AIOS — AI Agent Operating System
Running many AI agents on shared infrastructure without coordination is like running programs on a computer with no operating system — chaos. This pattern applies the same ideas that made OS design successful to the problem of managing AI agents fairly, safely, and in parallel.
Interactive diagram — pan, zoom, and explore. Click export to download as PNG.
Why agents need an operating system
Imagine running ten different programs on a computer that has no operating system — each program directly grabs as much CPU as it wants, writes wherever it likes in memory, and calls hardware directly. It would be chaos. Operating systems were invented exactly for this: give each program its own isolated space, schedule access to shared resources fairly, and prevent one runaway process from breaking everything else.

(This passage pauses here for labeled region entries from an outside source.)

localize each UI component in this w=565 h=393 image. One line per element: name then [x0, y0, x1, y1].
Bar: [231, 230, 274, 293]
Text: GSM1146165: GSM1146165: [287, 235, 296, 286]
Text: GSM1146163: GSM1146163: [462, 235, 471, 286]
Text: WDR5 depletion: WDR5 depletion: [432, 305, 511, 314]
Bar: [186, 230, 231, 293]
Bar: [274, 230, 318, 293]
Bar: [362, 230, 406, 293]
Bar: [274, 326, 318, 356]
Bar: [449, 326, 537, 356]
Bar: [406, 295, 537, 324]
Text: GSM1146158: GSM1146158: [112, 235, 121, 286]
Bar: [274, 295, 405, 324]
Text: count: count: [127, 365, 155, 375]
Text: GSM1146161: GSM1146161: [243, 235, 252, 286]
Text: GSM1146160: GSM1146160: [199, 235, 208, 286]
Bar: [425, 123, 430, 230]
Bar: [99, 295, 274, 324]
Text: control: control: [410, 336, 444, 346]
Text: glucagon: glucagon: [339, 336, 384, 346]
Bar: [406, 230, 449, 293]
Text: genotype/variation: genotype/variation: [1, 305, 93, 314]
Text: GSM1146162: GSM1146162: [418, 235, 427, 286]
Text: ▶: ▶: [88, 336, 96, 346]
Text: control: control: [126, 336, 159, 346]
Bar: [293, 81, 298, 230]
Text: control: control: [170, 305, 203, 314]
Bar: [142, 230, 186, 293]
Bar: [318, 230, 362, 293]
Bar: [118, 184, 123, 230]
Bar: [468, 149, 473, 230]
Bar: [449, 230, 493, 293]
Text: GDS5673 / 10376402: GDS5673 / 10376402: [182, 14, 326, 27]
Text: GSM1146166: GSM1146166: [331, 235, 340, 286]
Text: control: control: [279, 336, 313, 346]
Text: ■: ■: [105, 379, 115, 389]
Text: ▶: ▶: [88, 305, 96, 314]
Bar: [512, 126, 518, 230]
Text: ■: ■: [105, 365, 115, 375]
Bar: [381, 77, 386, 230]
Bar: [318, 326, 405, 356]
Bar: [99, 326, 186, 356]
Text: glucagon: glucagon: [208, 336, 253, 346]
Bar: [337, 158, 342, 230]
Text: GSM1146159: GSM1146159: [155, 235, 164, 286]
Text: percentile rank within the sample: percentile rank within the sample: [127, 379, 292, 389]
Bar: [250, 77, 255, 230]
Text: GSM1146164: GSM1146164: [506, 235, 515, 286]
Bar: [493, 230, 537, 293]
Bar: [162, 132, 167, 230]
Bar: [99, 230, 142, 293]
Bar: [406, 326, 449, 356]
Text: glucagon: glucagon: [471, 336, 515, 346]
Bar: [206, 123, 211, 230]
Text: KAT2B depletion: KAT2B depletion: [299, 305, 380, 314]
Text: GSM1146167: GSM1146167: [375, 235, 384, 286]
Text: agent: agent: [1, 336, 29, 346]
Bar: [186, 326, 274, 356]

AI agent systems face the same problem. When many agents share the same LLM infrastructure, they compete for GPU time, burn through token budgets, and can interfere with each other's context. A slow agent blocks fast ones. A runaway agent burns resources that other agents needed. Without coordination, the system degrades in unpredictable ways.
AIOS applies the proven OS model to this problem. The LLM becomes the CPU — a shared compute resource that the kernel manages on behalf of all agents. Agents are processes. Tool calls are system calls — formally declared requests that go through the kernel rather than happening directly. A scheduler, memory manager, context manager, and access manager sit between agents and the LLM, handling contention the same way an OS handles process contention. Published research shows up to 2.1× faster serving compared to raw framework chaining.
The AIOS Kernel
The kernel is the core of the architecture. Agents do not call the LLM directly — they submit requests through the kernel's interface, and the kernel decides when each request runs, which backend handles it, and whether the agent has permission to do what it is asking. Five specialized managers handle different concerns. This separation is deliberate: each manager has a focused job, which makes the system predictable and lets you replace or upgrade individual components independently.
Scheduler
Decides the order in which agent requests run. Supports multiple strategies — first in first out for simple cases, priority queues for urgent agents, round-robin to prevent any one agent from starving others of compute.
Context Manager
When the scheduler pauses one agent to let another run, the context manager saves the current LLM state and restores it when the paused agent resumes — like saving your place in a book before lending it.
Memory Manager
Keeps each agent's working memory separate from every other agent's. Prevents one agent from accidentally reading or overwriting another's in-progress state, even when they share the same underlying infrastructure.
Access Manager
Before any agent accesses a shared resource or calls another agent, the access manager checks whether it is permitted to. This stops privilege escalation — an agent cannot do more than it was designed to do.
Tool Manager
Treats every tool call as a formal request with a declared signature. Logs every invocation, enforces rate limits per agent, and mediates between the agent and the actual tool endpoint.
Agent Syscalls
In operating system design, a system call is the only sanctioned way for a program to ask the kernel for something — memory, hardware, files. The program cannot grab these things directly; it asks, and the kernel decides whether to grant the request. This formalization is what makes scheduling, auditing, and rate-limiting possible. AIOS applies the same model to agent-to-LLM interactions. Instead of calling an LLM API directly, agents call kernel syscalls. The kernel logs each request, checks quotas, and dispatches to an available backend. Agents never need to know which model answered, which backend was used, or how the kernel scheduled the work.
llm_generate
An inference request submitted to the kernel. The scheduler picks an available LLM core, dispatches the request, and returns the result to the agent. The agent does not know or care which model or backend was used.
execute_tool
A request to invoke an external tool — web search, code execution, database query. Goes through the tool manager for logging and rate-limiting and through the access manager before execution.
add_memory
Write something into the agent's memory store. Subject to per-agent quotas that prevent one agent from monopolizing the shared memory layer.
search_memory
Read from the agent's memory store using vector similarity or keyword search. Returns only results that belong to the requesting agent — memory is always isolated.
LLM Cores
Just as a modern CPU has multiple cores that can run programs in parallel, an AIOS deployment has multiple LLM backends that can serve agent requests simultaneously. The kernel abstracts over all of them — it knows their capabilities, current load, and cost, and routes each request to the most appropriate one. This abstraction solves a practical problem: agent code should not need to be rewritten when you switch from one model provider to another, or when you add a cheaper local model for simpler tasks. The kernel handles routing. Agents just call the kernel.
Frontier Cores
High-capability models like GPT or Claude. Used when quality and reasoning depth matter more than cost or speed — complex multi-step tasks, code generation, nuanced judgment calls.
Local Cores
Smaller, self-hosted models like Llama or Mistral. Used for cheaper, faster tasks — summarization, classification, routing decisions — where a frontier model would be overkill.
Core Dispatcher
The routing layer that assigns incoming requests to the right backend. Can optimize for cost, latency, capability class, or simply the backend with the shortest current queue.
Quota Accounting
Tracks token spend and dollar cost per agent across all backends. Enforces hard limits so a runaway agent cannot burn through the entire fleet budget on its own.